Prepare model inputs for translation. For best performance, translate one sentence at a time.

Parameters
  • src_texts (List[str]) – List of documents to summarize or source language texts.

  • tgt_texts (list, optional) – List of summaries or target language texts.

  • max_length (int, optional) – Controls the maximum length for encoder inputs (documents to summarize or source language texts) If left unset or set to None, this will use the predefined model maximum length if a maximum length is required by one of the truncation/padding parameters. If the model has no specific maximum input length (like XLNet) truncation/padding to a maximum length will be deactivated.

  • max_target_length (int, optional) – Controls the maximum length of decoder inputs (target language texts or summaries) If left unset or set to None, this will use the max_length value.

  • padding (bool, str or PaddingStrategy, optional, defaults to False) –

    Activates and controls padding. Accepts the following values:

    • True or 'longest': Pad to the longest sequence in the batch (or no padding if only a single sequence if provided).

    • 'max_length': Pad to a maximum length specified with the argument max_length or to the maximum acceptable input length for the model if that argument is not provided.

    • False or 'do_not_pad' (default): No padding (i.e., can output a batch with sequences of different lengths).
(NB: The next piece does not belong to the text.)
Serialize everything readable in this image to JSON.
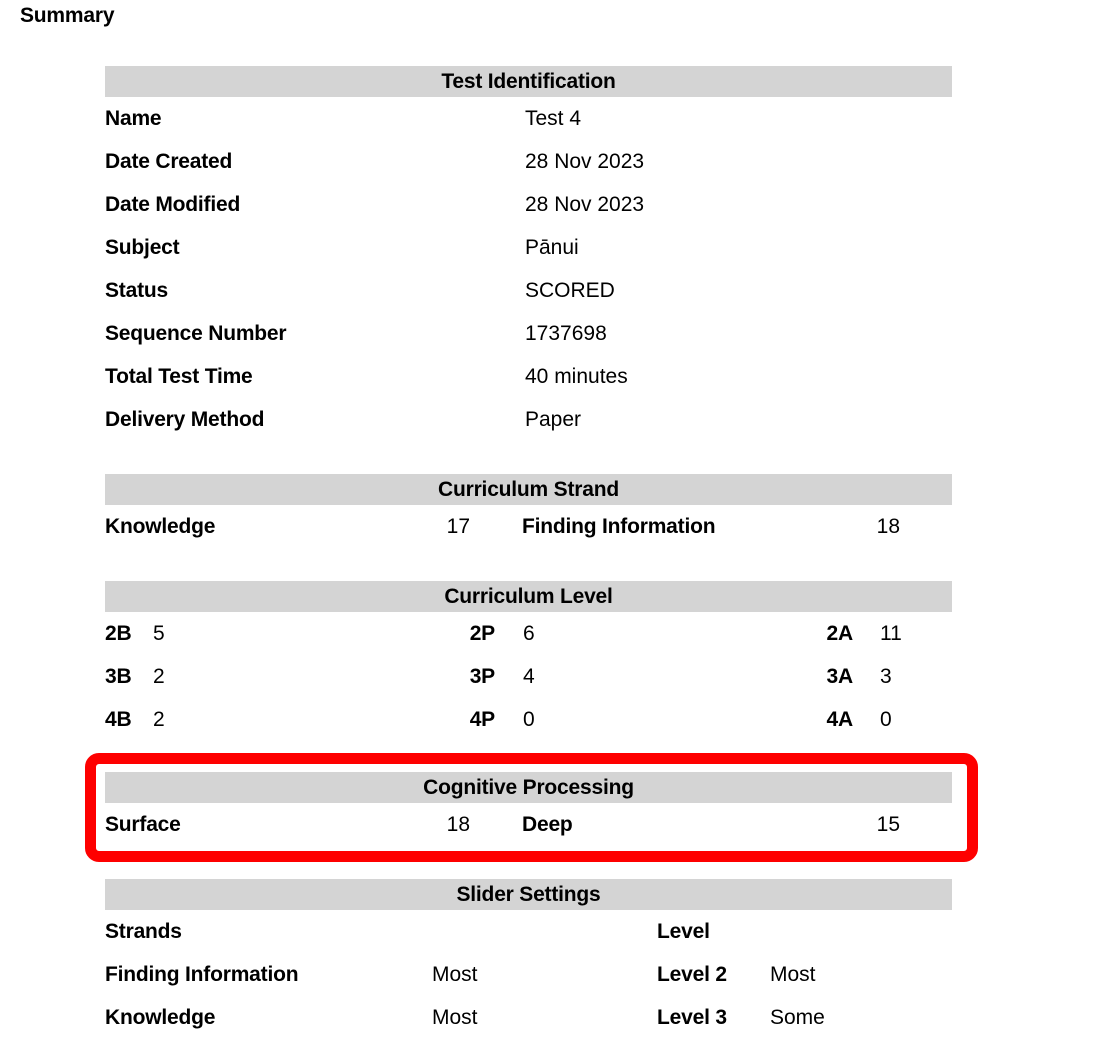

  • return_tensors (str or TensorType, optional) –

    If set, will return tensors instead of list of python integers. Acceptable values are:

    • 'tf': Return TensorFlow tf.constant objects.

    • 'pt': Return PyTorch torch.Tensor objects.

    • 'np': Return Numpy np.ndarray objects.

  • truncation (bool, str or TruncationStrategy, optional, defaults to True) –

    Activates and controls truncation. Accepts the following values:

    • True or 'longest_first': Truncate to a maximum length specified with the argument max_length or to the maximum acceptable input length for the model if that argument is not provided. This will truncate token by token, removing a token from the longest sequence in the pair if a pair of sequences (or a batch of pairs) is provided.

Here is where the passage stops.